FIG. 7.

NF-κB activity in response to DoxR. (A) IKK1/2^−/− MEFs were treated with indicated doses of DoxR for 12 h and analyzed for gel shift activity by using a NF-κB consensus oligonucleotide (left panel) or Oct-1 oligonucleotide (middle panel). Supershift analysis with antibodies to p50, p65, and p52 was performed on extracts derived from cells treated with 0.7 μg of DoxR/ml (right panel). (B) Construction of LV-κBluc and LV-Mut-κBluc vectors. The positions of the κB binding sites, along with the TATA box, have been indicated. (C) IKK1/2^−/− MEFs were transduced with LV-κBLuc, and pools of these cells were treated for 18 h with DoxR (0.3 μg/ml), TNF-α (10 ng/ml), and LPS (30 ng/ml).
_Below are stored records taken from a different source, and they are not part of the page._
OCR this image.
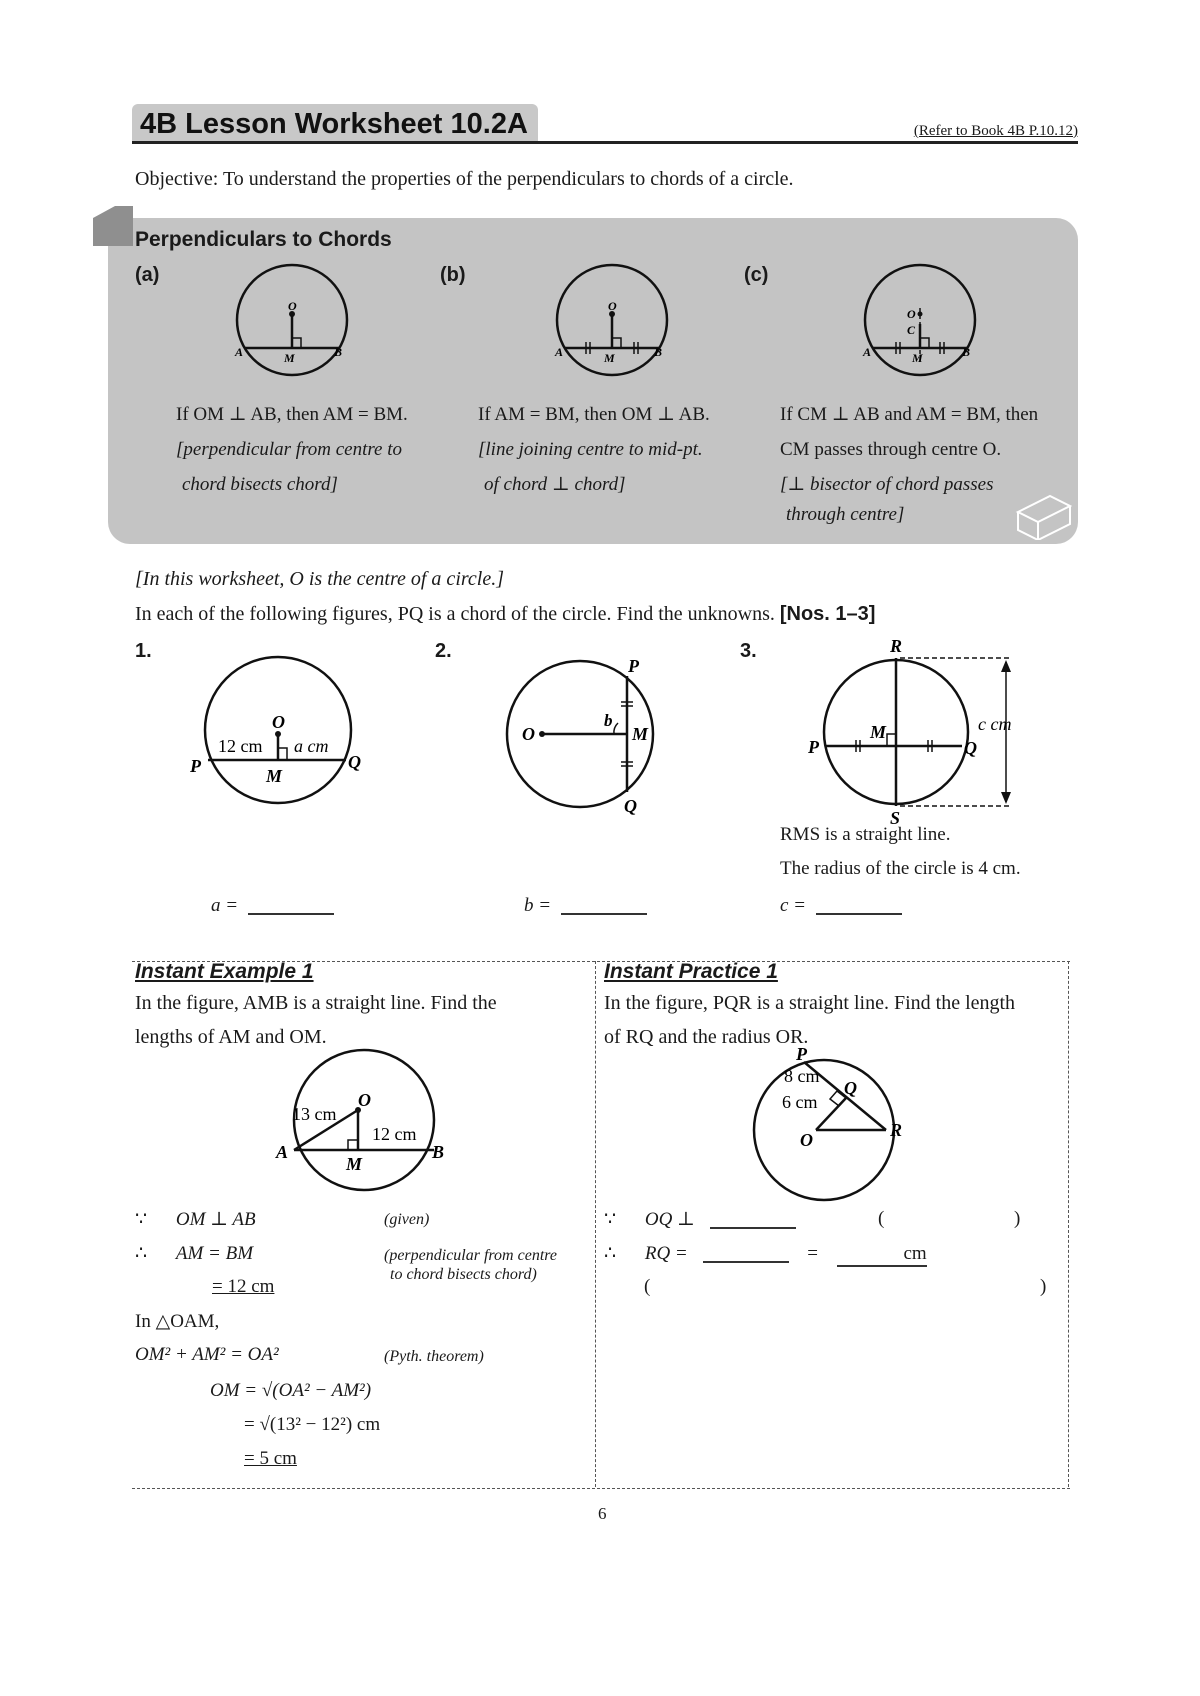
4B Lesson Worksheet 10.2A	(Refer to Book 4B P.10.12)
Objective: To understand the properties of the perpendiculars to chords of a circle.
Perpendiculars to Chords
(a)	(b)	(c)
O
A	B
M
O
A	B
M
O
C
A	B
M
If OM ⊥ AB, then AM = BM.
[perpendicular from centre to
chord bisects chord]
If AM = BM, then OM ⊥ AB.
[line joining centre to mid-pt.
of chord ⊥ chord]
If CM ⊥ AB and AM = BM, then
CM passes through centre O.
[⊥ bisector of chord passes
through centre]
[In this worksheet, O is the centre of a circle.]
In each of the following figures, PQ is a chord of the circle. Find the unknowns. [Nos. 1–3]
1.	2.	3.
O
P	Q
M
12 cm a cm
O
P
Q
M
b
R
S
P	Q
M	c cm
RMS is a straight line.
The radius of the circle is 4 cm.
a =	b =	c =
Instant Example 1
In the figure, AMB is a straight line. Find the
lengths of AM and OM.
O
A	B
M
13 cm
12 cm
∵ OM ⊥ AB	(given)
∴ AM = BM	(perpendicular from centre
to chord bisects chord)
= 12 cm
In △OAM,
OM² + AM² = OA²	(Pyth. theorem)
OM = √(OA² − AM²)
= √(13² − 12²) cm
= 5 cm
Instant Practice 1
In the figure, PQR is a straight line. Find the length
of RQ and the radius OR.
P
Q
R
O
8 cm
6 cm
∵ OQ ⊥	(	)
∴ RQ =	=	cm
(	)
6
Luciferase activity was evaluated in a 96-well plate reader. (D) IKK1/2^−/− MEFs were either transduced with LV-κBLuc or LV-Mut-κBluc vectors, and pools of these cells were treated for 18 h with DoxR before luciferase activity was measured. (E) Real-time PCR analysis for IκBα. IKK1/2^−/− MEFs were treated with the indicated doses of DoxR, and the levels of IκBα and actin messages were determined by real-time PCR analysis. The ratios of IκBα levels to actin levels were quantitated and are indicated as a fold change on the y axis.